Here is some information at the code level:
In modules/om/generic/omText.c we convert the input (UTF-8 text) to a charset listed in the X locale database. There are several we try to convert to, in order. In src/xlibi18n/lcUTF8.c we load an ordered list of preferred encodings, matching that from the X locale database. The U+2122 characters gets converted to the KSC5601.1987-0 charset since it is apparently valid there and this charset comes before ISO10646-1 where it is also valid. KSC5601.1987-0 is a charset my fontset does not have. We end up trying to draw it using ISO8859-1 which appears to be the default due to being in position 0. This leads to the '"b'.
I've confirmed if I drop KSC5601.1987-0 from my X locale database, or skip over it during the conversion, that we convert the trademark symbol to ISO10646-1. Converting to ISO10646-1 is what I expected.

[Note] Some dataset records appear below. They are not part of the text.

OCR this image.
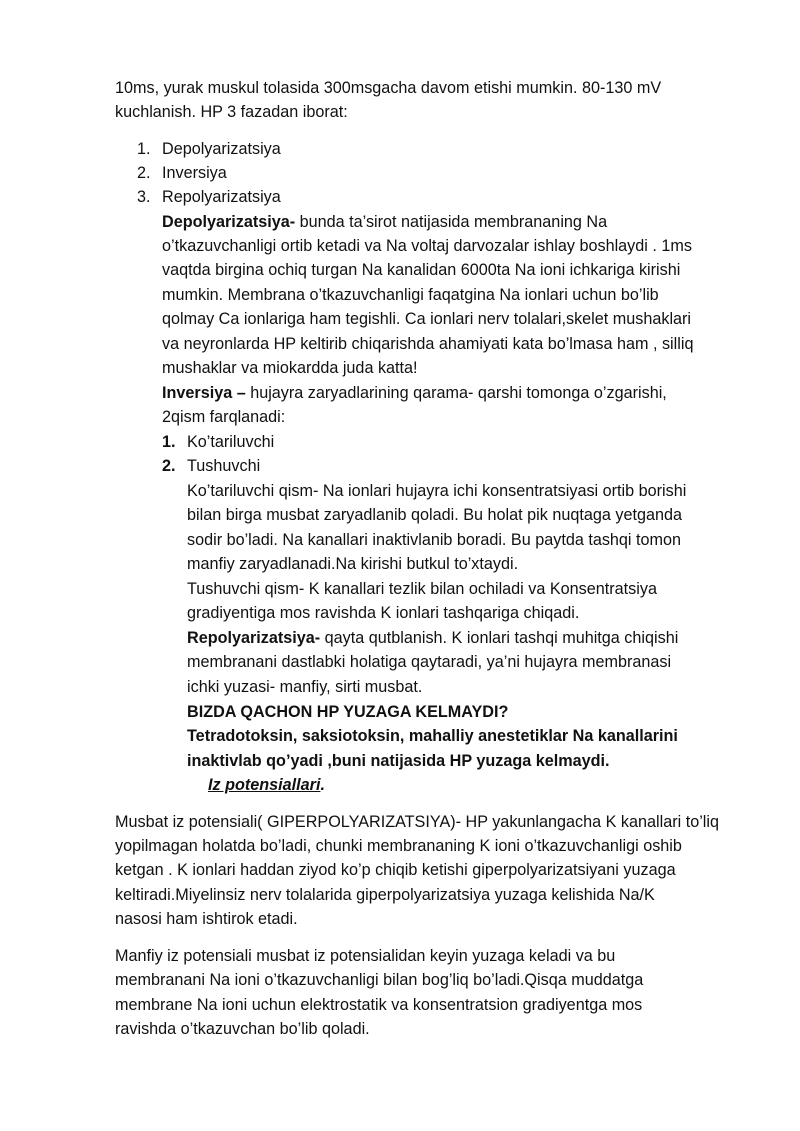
10ms, yurak muskul tolasida 300msgacha davom etishi mumkin. 80-130 mV
kuchlanish. HP 3 fazadan iborat:
1. Depolyarizatsiya
2. Inversiya
3. Repolyarizatsiya
Depolyarizatsiya- bunda ta’sirot natijasida membrananing Na
o’tkazuvchanligi ortib ketadi va Na voltaj darvozalar ishlay boshlaydi . 1ms
vaqtda birgina ochiq turgan Na kanalidan 6000ta Na ioni ichkariga kirishi
mumkin. Membrana o’tkazuvchanligi faqatgina Na ionlari uchun bo’lib
qolmay Ca ionlariga ham tegishli. Ca ionlari nerv tolalari,skelet mushaklari
va neyronlarda HP keltirib chiqarishda ahamiyati kata bo’lmasa ham , silliq
mushaklar va miokardda juda katta!
Inversiya – hujayra zaryadlarining qarama- qarshi tomonga o’zgarishi,
2qism farqlanadi:
1. Ko’tariluvchi
2. Tushuvchi
Ko’tariluvchi qism- Na ionlari hujayra ichi konsentratsiyasi ortib borishi
bilan birga musbat zaryadlanib qoladi. Bu holat pik nuqtaga yetganda
sodir bo’ladi. Na kanallari inaktivlanib boradi. Bu paytda tashqi tomon
manfiy zaryadlanadi.Na kirishi butkul to’xtaydi.
Tushuvchi qism- K kanallari tezlik bilan ochiladi va Konsentratsiya
gradiyentiga mos ravishda K ionlari tashqariga chiqadi.
Repolyarizatsiya- qayta qutblanish. K ionlari tashqi muhitga chiqishi
membranani dastlabki holatiga qaytaradi, ya’ni hujayra membranasi
ichki yuzasi- manfiy, sirti musbat.
BIZDA QACHON HP YUZAGA KELMAYDI?
Tetradotoksin, saksiotoksin, mahalliy anestetiklar Na kanallarini
inaktivlab qo’yadi ,buni natijasida HP yuzaga kelmaydi.
Iz potensiallari.
Musbat iz potensiali( GIPERPOLYARIZATSIYA)- HP yakunlangacha K kanallari to’liq
yopilmagan holatda bo’ladi, chunki membrananing K ioni o’tkazuvchanligi oshib
ketgan . K ionlari haddan ziyod ko’p chiqib ketishi giperpolyarizatsiyani yuzaga
keltiradi.Miyelinsiz nerv tolalarida giperpolyarizatsiya yuzaga kelishida Na/K
nasosi ham ishtirok etadi.
Manfiy iz potensiali musbat iz potensialidan keyin yuzaga keladi va bu
membranani Na ioni o’tkazuvchanligi bilan bog’liq bo’ladi.Qisqa muddatga
membrane Na ioni uchun elektrostatik va konsentratsion gradiyentga mos
ravishda o’tkazuvchan bo’lib qoladi.
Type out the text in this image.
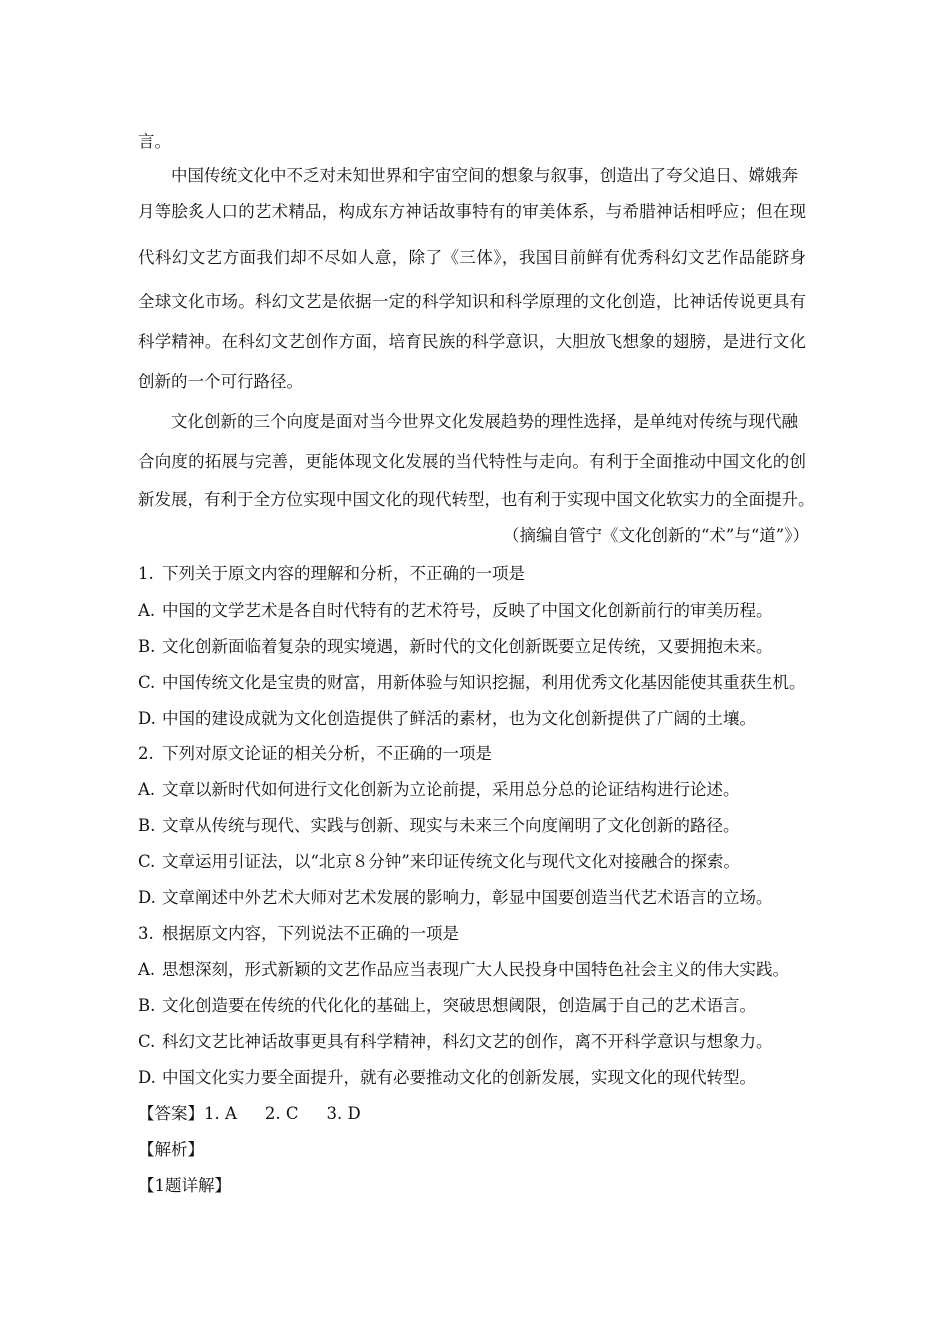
言。
中国传统文化中不乏对未知世界和宇宙空间的想象与叙事，创造出了夸父追日、嫦娥奔
月等脍炙人口的艺术精品，构成东方神话故事特有的审美体系，与希腊神话相呼应；但在现
代科幻文艺方面我们却不尽如人意，除了《三体》，我国目前鲜有优秀科幻文艺作品能跻身
全球文化市场。科幻文艺是依据一定的科学知识和科学原理的文化创造，比神话传说更具有
科学精神。在科幻文艺创作方面，培育民族的科学意识，大胆放飞想象的翅膀，是进行文化
创新的一个可行路径。
文化创新的三个向度是面对当今世界文化发展趋势的理性选择，是单纯对传统与现代融
合向度的拓展与完善，更能体现文化发展的当代特性与走向。有利于全面推动中国文化的创
新发展，有利于全方位实现中国文化的现代转型，也有利于实现中国文化软实力的全面提升。
（摘编自管宁《文化创新的“术”与“道”》）
1. 下列关于原文内容的理解和分析，不正确的一项是
A. 中国的文学艺术是各自时代特有的艺术符号，反映了中国文化创新前行的审美历程。
B. 文化创新面临着复杂的现实境遇，新时代的文化创新既要立足传统，又要拥抱未来。
C. 中国传统文化是宝贵的财富，用新体验与知识挖掘，利用优秀文化基因能使其重获生机。
D. 中国的建设成就为文化创造提供了鲜活的素材，也为文化创新提供了广阔的土壤。
2. 下列对原文论证的相关分析，不正确的一项是
A. 文章以新时代如何进行文化创新为立论前提，采用总分总的论证结构进行论述。
B. 文章从传统与现代、实践与创新、现实与未来三个向度阐明了文化创新的路径。
C. 文章运用引证法，以“北京８分钟”来印证传统文化与现代文化对接融合的探索。
D. 文章阐述中外艺术大师对艺术发展的影响力，彰显中国要创造当代艺术语言的立场。
3. 根据原文内容，下列说法不正确的一项是
A. 思想深刻，形式新颖的文艺作品应当表现广大人民投身中国特色社会主义的伟大实践。
B. 文化创造要在传统的代化化的基础上，突破思想阈限，创造属于自己的艺术语言。
C. 科幻文艺比神话故事更具有科学精神，科幻文艺的创作，离不开科学意识与想象力。
D. 中国文化实力要全面提升，就有必要推动文化的创新发展，实现文化的现代转型。
【答案】1. A 2. C 3. D
【解析】
【1题详解】
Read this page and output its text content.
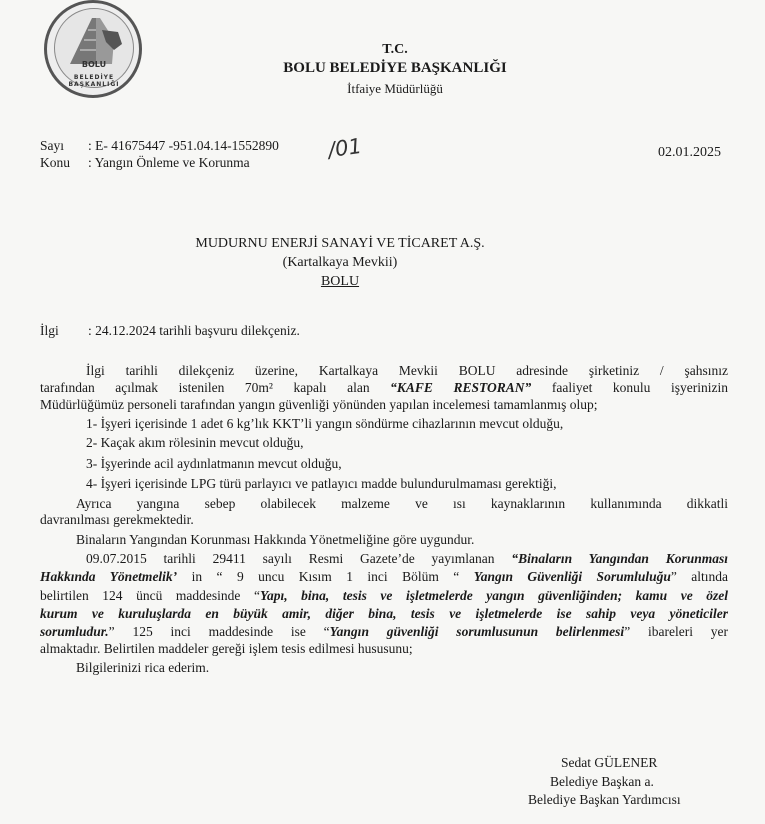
BOLU
BELEDİYE BAŞKANLIĞI
T.C.
BOLU BELEDİYE BAŞKANLIĞI
İtfaiye Müdürlüğü
Sayı : E- 41675447 -951.04.14-1552890 /01
Konu : Yangın Önleme ve Korunma
02.01.2025
MUDURNU ENERJİ SANAYİ VE TİCARET A.Ş.
(Kartalkaya Mevkii)
BOLU
İlgi : 24.12.2024 tarihli başvuru dilekçeniz.
İlgi tarihli dilekçeniz üzerine, Kartalkaya Mevkii BOLU adresinde şirketiniz / şahsınız
tarafından açılmak istenilen 70m² kapalı alan “KAFE RESTORAN” faaliyet konulu işyerinizin
Müdürlüğümüz personeli tarafından yangın güvenliği yönünden yapılan incelemesi tamamlanmış olup;
1- İşyeri içerisinde 1 adet 6 kg’lık KKT’li yangın söndürme cihazlarının mevcut olduğu,
2- Kaçak akım rölesinin mevcut olduğu,
3- İşyerinde acil aydınlatmanın mevcut olduğu,
4- İşyeri içerisinde LPG türü parlayıcı ve patlayıcı madde bulundurulmaması gerektiği,
Ayrıca yangına sebep olabilecek malzeme ve ısı kaynaklarının kullanımında dikkatli
davranılması gerekmektedir.
Binaların Yangından Korunması Hakkında Yönetmeliğine göre uygundur.
09.07.2015 tarihli 29411 sayılı Resmi Gazete’de yayımlanan “Binaların Yangından Korunması
Hakkında Yönetmelik’ in “ 9 uncu Kısım 1 inci Bölüm “ Yangın Güvenliği Sorumluluğu” altında
belirtilen 124 üncü maddesinde “Yapı, bina, tesis ve işletmelerde yangın güvenliğinden; kamu ve özel
kurum ve kuruluşlarda en büyük amir, diğer bina, tesis ve işletmelerde ise sahip veya yöneticiler
sorumludur.” 125 inci maddesinde ise “Yangın güvenliği sorumlusunun belirlenmesi” ibareleri yer
almaktadır. Belirtilen maddeler gereği işlem tesis edilmesi hususunu;
Bilgilerinizi rica ederim.
Sedat GÜLENER
Belediye Başkan a.
Belediye Başkan Yardımcısı
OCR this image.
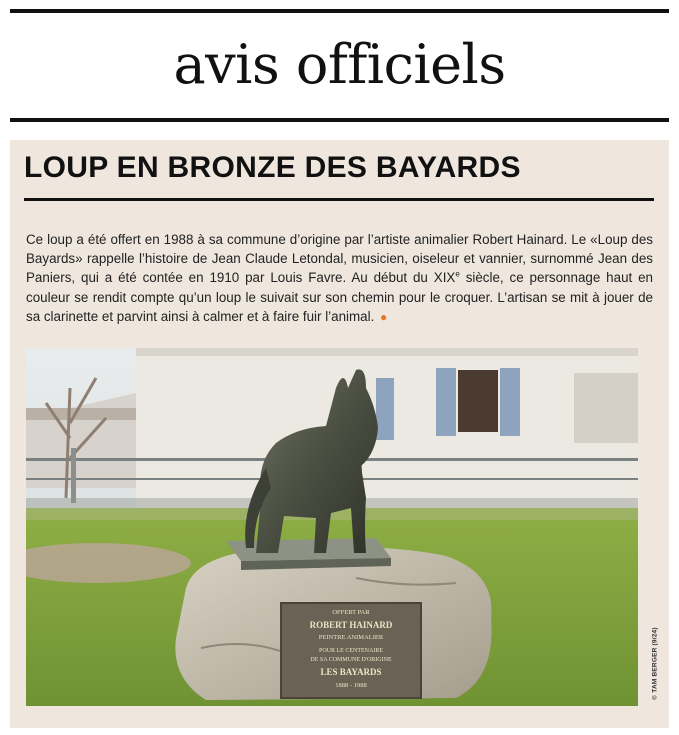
avis officiels
LOUP EN BRONZE DES BAYARDS
Ce loup a été offert en 1988 à sa commune d’origine par l’artiste animalier Robert Hainard. Le «Loup des Bayards» rappelle l’histoire de Jean Claude Letondal, musicien, oiseleur et vannier, surnommé Jean des Paniers, qui a été contée en 1910 par Louis Favre. Au début du XIXe siècle, ce personnage haut en couleur se rendit compte qu’un loup le suivait sur son chemin pour le croquer. L’artisan se mit à jouer de sa clarinette et parvint ainsi à calmer et à faire fuir l’animal. ●
OFFERT PAR
ROBERT HAINARD
PEINTRE ANIMALIER
POUR LE CENTENAIRE
DE SA COMMUNE D'ORIGINE
LES BAYARDS
1888 - 1988	© TAM BERGER (9/24)
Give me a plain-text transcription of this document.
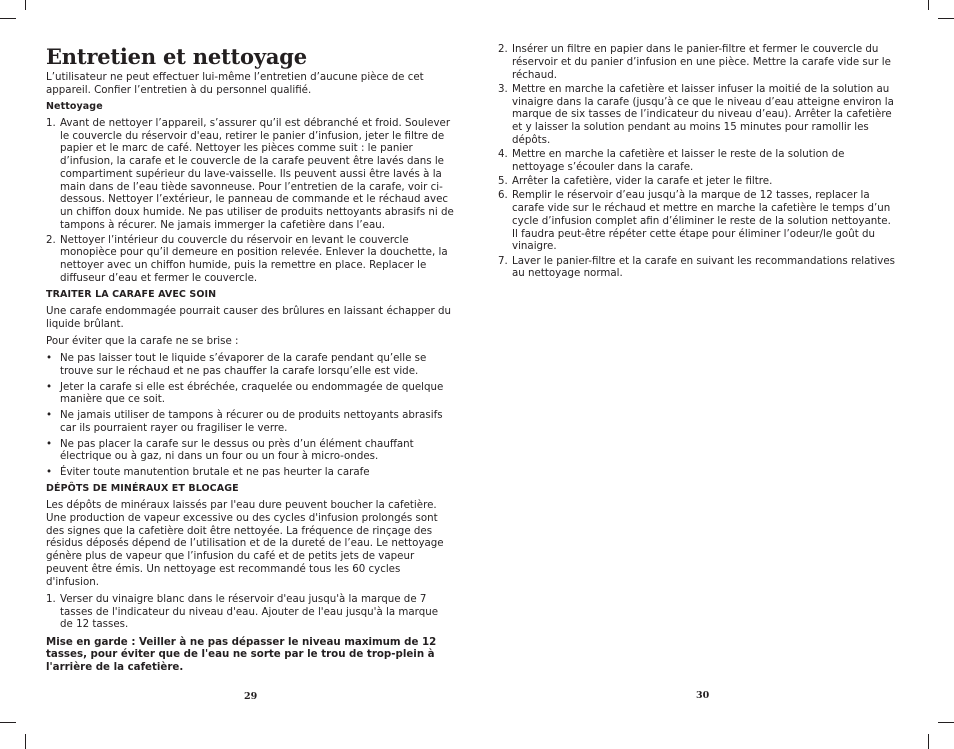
Entretien et nettoyage

L’utilisateur ne peut effectuer lui-même l’entretien d’aucune pièce de cet appareil. Confier l’entretien à du personnel qualifié.

Nettoyage

1. Avant de nettoyer l’appareil, s’assurer qu’il est débranché et froid. Soulever le couvercle du réservoir d'eau, retirer le panier d’infusion, jeter le filtre de papier et le marc de café. Nettoyer les pièces comme suit : le panier d’infusion, la carafe et le couvercle de la carafe peuvent être lavés dans le compartiment supérieur du lave-vaisselle. Ils peuvent aussi être lavés à la main dans de l’eau tiède savonneuse. Pour l’entretien de la carafe, voir ci-dessous. Nettoyer l’extérieur, le panneau de commande et le réchaud avec un chiffon doux humide. Ne pas utiliser de produits nettoyants abrasifs ni de tampons à récurer. Ne jamais immerger la cafetière dans l’eau.
2. Nettoyer l’intérieur du couvercle du réservoir en levant le couvercle monopièce pour qu’il demeure en position relevée. Enlever la douchette, la nettoyer avec un chiffon humide, puis la remettre en place. Replacer le diffuseur d’eau et fermer le couvercle.

TRAITER LA CARAFE AVEC SOIN

Une carafe endommagée pourrait causer des brûlures en laissant échapper du liquide brûlant.

Pour éviter que la carafe ne se brise :

• Ne pas laisser tout le liquide s’évaporer de la carafe pendant qu’elle se trouve sur le réchaud et ne pas chauffer la carafe lorsqu’elle est vide.
• Jeter la carafe si elle est ébréchée, craquelée ou endommagée de quelque manière que ce soit.
• Ne jamais utiliser de tampons à récurer ou de produits nettoyants abrasifs car ils pourraient rayer ou fragiliser le verre.
• Ne pas placer la carafe sur le dessus ou près d’un élément chauffant électrique ou à gaz, ni dans un four ou un four à micro-ondes.
• Éviter toute manutention brutale et ne pas heurter la carafe

DÉPÔTS DE MINÉRAUX ET BLOCAGE

Les dépôts de minéraux laissés par l'eau dure peuvent boucher la cafetière. Une production de vapeur excessive ou des cycles d'infusion prolongés sont des signes que la cafetière doit être nettoyée. La fréquence de rinçage des résidus déposés dépend de l’utilisation et de la dureté de l’eau. Le nettoyage génère plus de vapeur que l’infusion du café et de petits jets de vapeur peuvent être émis. Un nettoyage est recommandé tous les 60 cycles d'infusion.

1. Verser du vinaigre blanc dans le réservoir d'eau jusqu'à la marque de 7 tasses de l'indicateur du niveau d'eau. Ajouter de l'eau jusqu'à la marque de 12 tasses.

Mise en garde : Veiller à ne pas dépasser le niveau maximum de 12 tasses, pour éviter que de l'eau ne sorte par le trou de trop-plein à l'arrière de la cafetière.

29
2. Insérer un filtre en papier dans le panier-filtre et fermer le couvercle du réservoir et du panier d’infusion en une pièce. Mettre la carafe vide sur le réchaud.
3. Mettre en marche la cafetière et laisser infuser la moitié de la solution au vinaigre dans la carafe (jusqu’à ce que le niveau d’eau atteigne environ la marque de six tasses de l’indicateur du niveau d’eau). Arrêter la cafetière et y laisser la solution pendant au moins 15 minutes pour ramollir les dépôts.
4. Mettre en marche la cafetière et laisser le reste de la solution de nettoyage s’écouler dans la carafe.
5. Arrêter la cafetière, vider la carafe et jeter le filtre.
6. Remplir le réservoir d’eau jusqu’à la marque de 12 tasses, replacer la carafe vide sur le réchaud et mettre en marche la cafetière le temps d’un cycle d’infusion complet afin d’éliminer le reste de la solution nettoyante. Il faudra peut-être répéter cette étape pour éliminer l’odeur/le goût du vinaigre.
7. Laver le panier-filtre et la carafe en suivant les recommandations relatives au nettoyage normal.
30
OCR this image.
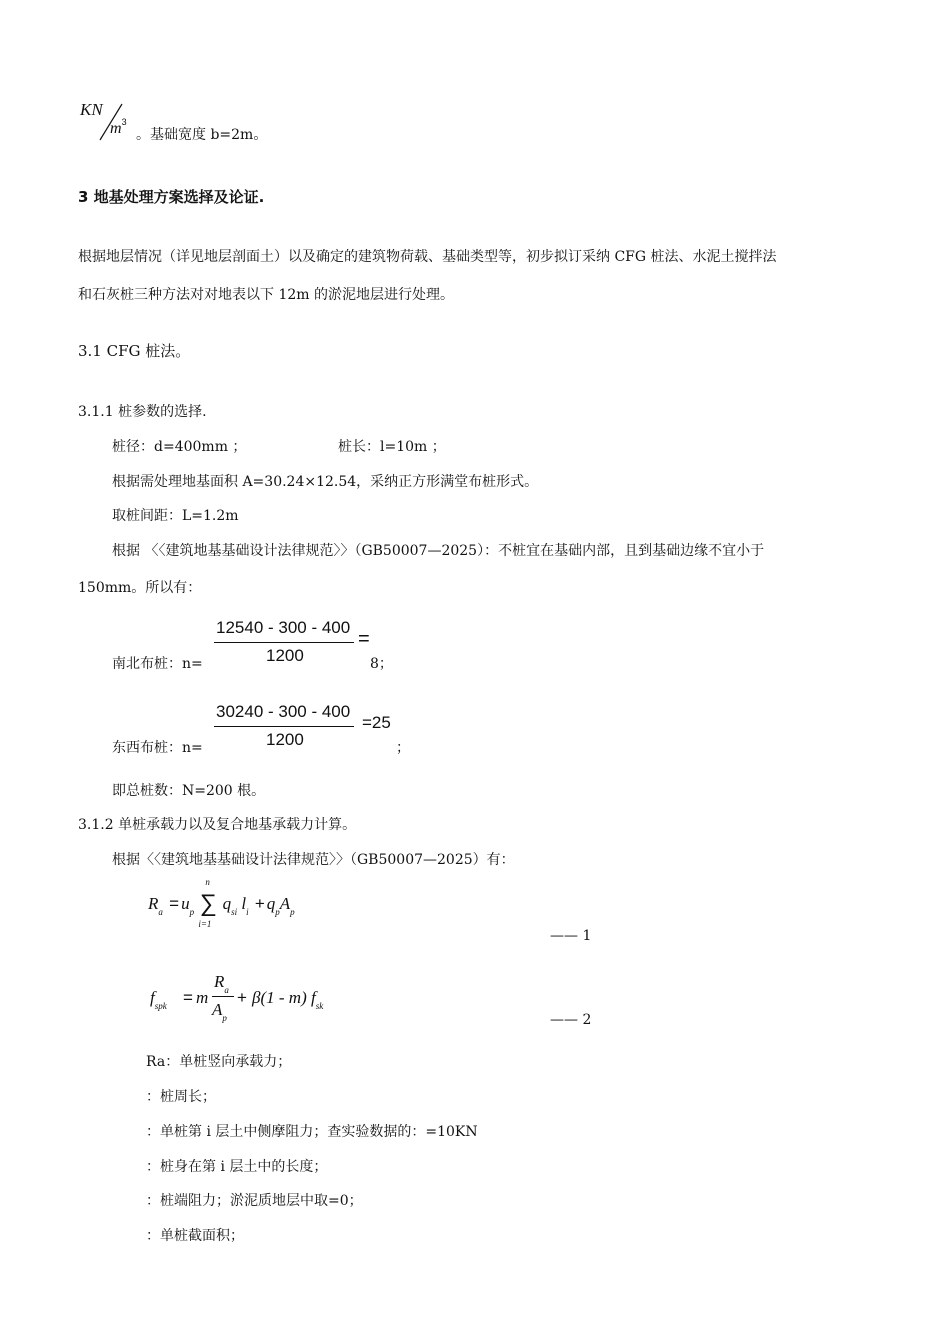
KN
$m^3$
。基础宽度 b=2m。
3 地基处理方案选择及论证.
根据地层情况（详见地层剖面土）以及确定的建筑物荷载、基础类型等，初步拟订采纳 CFG 桩法、水泥土搅拌法
和石灰桩三种方法对对地表以下 12m 的淤泥地层进行处理。
3.1 CFG 桩法。
3.1.1 桩参数的选择.
桩径：d=400mm ；	桩长：l=10m ；
根据需处理地基面积 A=30.24×12.54，采纳正方形满堂布桩形式。
取桩间距：L=1.2m
根据 〈〈建筑地基基础设计法律规范〉〉（GB50007—2025）：不桩宜在基础内部，且到基础边缘不宜小于
150mm。所以有：
南北布桩：n=
12540 - 300 - 400
1200
=
8；
东西布桩：n=
30240 - 300 - 400
1200
=25
；
即总桩数：N=200 根。
3.1.2 单桩承载力以及复合地基承载力计算。
根据〈〈建筑地基基础设计法律规范〉〉（GB50007—2025）有：
$R_a = u_p$
n
∑
i=1
$q_{si}$ $l_i + q_pA_p$
—— 1
$f_{spk} = m$
$R_a$
$A_p$
+ β(1 - m) $f_{sk}$
—— 2
Ra：单桩竖向承载力；
：桩周长；
：单桩第 i 层土中侧摩阻力；查实验数据的：=10KN
：桩身在第 i 层土中的长度；
：桩端阻力；淤泥质地层中取=0；
：单桩截面积；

The problem is more extreme if we try to load a fontset with a font with a charset specified, such as with a base font name "-misc-fixed-medium-r-semicondensed--13-120-75-75-c-60-iso10646-1". If I do so then ASCII characters translate to ISO8859-1, but since there is no font in the fontset with that charset, they can't be drawn. But they could if we translated them to ISO10646-1.
For a solution I am thinking that during the conversions (in lcUTF8.c, such as in charset_wctocs()) we could favour trying those charsets that are available in the font set. That is, skip those that are missing, and at worst try them last. This would mean in both of the problem cases I describe, the characters would translate to ISO10646-1 and display.
From looking at the code I'm not sure the best way to make this happen though. It may be acceptable design wise as some of the lcUTF8.c code is already fontset aware.
I've already converted my program to use Xft for drawing text. I realize that is probably the recommended way to go these days. I wanted to try to figure out why the Xlib core font system was behaving like this though.
Please let me know if I can provide any more information or if you have any ideas about this.
Version: 7.7 (2012.06)